En su análisis se esconde un ataque implícito a las raíces no sólo de la situación dictatorial sino, y sobre todo, de las instituciones, a través de la negación de la heroína al silencio, pero justamente por esto condenada a un triste final. “Este es el tiempo en que hay que saber fingir, saber ser buenos actores”, le aconseja a Ida su psiquiatra, el único personaje cuerdo en una jauría de farsantes, encabezada por el mismísimo opresor, cuyo difícil y riesgoso papel terminó en manos del buen Filippo Timi (intérprete del joven Duce, pero también de su desgraciado primogénito), que supo estudiarse al detalle gestos y tics de la oratoria mussoliniana.
Bellocchio compone así un sugestivo fragmento de historia oculta, con buenos diálogos y una acertada complejización de la protagonista central con la que, si no logramos una plena identificación que conmueva (por obvia distancia crítica), por lo menos conseguimos comprenderla en su retrato impiadoso.

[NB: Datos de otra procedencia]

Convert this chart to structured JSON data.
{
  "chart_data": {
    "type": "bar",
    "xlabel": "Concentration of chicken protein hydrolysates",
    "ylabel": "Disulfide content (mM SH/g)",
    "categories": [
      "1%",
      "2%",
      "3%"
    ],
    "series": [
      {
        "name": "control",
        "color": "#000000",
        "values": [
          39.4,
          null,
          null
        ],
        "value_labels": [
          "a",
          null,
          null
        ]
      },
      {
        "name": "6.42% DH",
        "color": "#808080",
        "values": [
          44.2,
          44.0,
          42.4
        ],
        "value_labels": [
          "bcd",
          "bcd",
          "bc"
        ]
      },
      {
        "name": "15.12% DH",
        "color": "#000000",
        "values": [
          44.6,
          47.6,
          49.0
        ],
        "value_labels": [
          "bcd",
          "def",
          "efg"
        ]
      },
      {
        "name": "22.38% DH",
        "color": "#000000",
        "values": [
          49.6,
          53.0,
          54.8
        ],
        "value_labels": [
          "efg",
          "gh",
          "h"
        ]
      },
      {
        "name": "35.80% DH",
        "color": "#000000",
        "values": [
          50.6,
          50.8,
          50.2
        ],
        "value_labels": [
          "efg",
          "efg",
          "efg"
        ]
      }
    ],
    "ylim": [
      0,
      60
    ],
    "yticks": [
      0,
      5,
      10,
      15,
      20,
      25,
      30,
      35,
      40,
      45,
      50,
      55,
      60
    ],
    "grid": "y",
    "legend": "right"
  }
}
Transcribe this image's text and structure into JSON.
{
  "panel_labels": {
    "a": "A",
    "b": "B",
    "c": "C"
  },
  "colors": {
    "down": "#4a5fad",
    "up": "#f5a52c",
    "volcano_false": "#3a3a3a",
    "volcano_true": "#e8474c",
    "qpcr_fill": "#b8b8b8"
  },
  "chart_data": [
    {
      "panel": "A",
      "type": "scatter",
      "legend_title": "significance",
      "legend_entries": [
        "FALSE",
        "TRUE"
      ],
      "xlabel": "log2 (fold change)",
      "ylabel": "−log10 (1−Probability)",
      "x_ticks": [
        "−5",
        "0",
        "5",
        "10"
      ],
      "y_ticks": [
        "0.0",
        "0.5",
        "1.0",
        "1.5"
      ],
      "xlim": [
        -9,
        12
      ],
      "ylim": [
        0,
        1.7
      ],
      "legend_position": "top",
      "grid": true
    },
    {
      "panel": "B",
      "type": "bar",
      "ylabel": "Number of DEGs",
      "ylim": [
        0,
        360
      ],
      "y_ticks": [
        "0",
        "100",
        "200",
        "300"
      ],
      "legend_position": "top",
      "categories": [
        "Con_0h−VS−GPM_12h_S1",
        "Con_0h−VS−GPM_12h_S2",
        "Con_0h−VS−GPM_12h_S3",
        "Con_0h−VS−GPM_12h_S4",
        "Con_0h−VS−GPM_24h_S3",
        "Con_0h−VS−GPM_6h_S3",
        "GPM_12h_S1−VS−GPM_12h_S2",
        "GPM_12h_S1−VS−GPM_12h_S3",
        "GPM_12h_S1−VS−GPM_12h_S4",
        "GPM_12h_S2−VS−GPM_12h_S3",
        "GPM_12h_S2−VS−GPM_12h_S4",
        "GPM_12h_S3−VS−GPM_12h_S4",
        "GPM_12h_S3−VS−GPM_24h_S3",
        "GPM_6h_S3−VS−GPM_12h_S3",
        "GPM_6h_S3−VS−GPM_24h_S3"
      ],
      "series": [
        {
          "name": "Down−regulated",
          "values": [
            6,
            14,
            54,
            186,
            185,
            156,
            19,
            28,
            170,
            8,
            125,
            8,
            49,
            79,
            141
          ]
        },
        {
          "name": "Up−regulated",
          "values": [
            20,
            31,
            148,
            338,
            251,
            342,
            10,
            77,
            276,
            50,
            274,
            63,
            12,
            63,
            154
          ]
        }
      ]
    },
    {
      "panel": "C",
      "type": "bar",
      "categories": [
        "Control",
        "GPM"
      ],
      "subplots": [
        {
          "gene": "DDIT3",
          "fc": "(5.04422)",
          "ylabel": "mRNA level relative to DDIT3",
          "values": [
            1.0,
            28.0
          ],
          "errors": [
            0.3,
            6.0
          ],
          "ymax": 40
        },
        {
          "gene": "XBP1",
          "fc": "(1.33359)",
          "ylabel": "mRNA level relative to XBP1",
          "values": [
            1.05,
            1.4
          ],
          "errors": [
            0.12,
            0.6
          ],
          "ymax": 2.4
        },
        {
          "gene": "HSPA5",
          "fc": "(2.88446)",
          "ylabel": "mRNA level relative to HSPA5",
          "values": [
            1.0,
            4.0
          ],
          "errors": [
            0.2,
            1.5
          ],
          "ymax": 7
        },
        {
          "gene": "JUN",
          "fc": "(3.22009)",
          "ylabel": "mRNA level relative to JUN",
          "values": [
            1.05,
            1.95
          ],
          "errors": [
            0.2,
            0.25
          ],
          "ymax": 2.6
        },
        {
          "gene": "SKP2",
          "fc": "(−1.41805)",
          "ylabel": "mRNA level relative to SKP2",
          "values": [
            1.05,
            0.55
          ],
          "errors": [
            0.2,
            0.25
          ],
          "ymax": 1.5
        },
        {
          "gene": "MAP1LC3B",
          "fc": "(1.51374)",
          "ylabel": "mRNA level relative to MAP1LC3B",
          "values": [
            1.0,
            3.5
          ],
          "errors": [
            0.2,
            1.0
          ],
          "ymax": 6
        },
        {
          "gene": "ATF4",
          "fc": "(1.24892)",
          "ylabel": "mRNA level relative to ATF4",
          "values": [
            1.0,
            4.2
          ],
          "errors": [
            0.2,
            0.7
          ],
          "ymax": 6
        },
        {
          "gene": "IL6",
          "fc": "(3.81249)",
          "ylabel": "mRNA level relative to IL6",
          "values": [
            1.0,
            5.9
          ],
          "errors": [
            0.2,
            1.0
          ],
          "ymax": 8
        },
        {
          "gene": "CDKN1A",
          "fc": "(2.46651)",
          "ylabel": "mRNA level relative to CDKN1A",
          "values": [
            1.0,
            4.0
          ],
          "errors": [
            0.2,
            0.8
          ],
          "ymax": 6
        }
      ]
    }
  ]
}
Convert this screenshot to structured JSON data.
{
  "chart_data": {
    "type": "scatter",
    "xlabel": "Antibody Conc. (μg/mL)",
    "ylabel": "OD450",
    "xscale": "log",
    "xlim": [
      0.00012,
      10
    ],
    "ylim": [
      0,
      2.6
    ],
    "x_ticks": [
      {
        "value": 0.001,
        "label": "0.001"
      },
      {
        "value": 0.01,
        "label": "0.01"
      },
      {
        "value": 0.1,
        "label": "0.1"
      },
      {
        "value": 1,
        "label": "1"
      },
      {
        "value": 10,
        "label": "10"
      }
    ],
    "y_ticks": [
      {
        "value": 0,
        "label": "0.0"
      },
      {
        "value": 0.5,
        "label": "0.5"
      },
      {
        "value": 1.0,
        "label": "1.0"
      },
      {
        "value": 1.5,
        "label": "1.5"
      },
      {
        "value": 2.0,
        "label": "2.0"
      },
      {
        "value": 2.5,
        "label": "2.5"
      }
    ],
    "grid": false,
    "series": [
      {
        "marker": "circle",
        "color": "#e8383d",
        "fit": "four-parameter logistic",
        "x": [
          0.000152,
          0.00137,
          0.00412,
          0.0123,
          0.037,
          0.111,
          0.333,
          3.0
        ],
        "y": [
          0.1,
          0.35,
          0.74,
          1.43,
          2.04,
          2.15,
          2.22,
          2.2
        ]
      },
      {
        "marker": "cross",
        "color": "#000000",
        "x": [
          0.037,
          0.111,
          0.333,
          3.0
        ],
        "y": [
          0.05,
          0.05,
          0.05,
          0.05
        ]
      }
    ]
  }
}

La sensación, sin embargo, es que falte algo para poderlo considerar un film excelente. El análisis del fascismo público se reactualiza correctamente ante la decisión de verlo todo desde adentro del personaje de la Dalser, que vive en su obsesión egoísta y herida de una identidad perdida, como legítima esposa del Duce. Pero esta elección de revertir la mirada hacia la intimidad y la psique de una mujer (culpable tan sólo de haber amado al hombre equivocado) tal vez no logre reflejar del todo lo inquietante y amenazador del espectro mussoliniano y la realidad social que supo acompañarlo, universalizando así una historia que, tal vez por momentos, pierde su connotación histórica hacia un peligroso espiritualismo.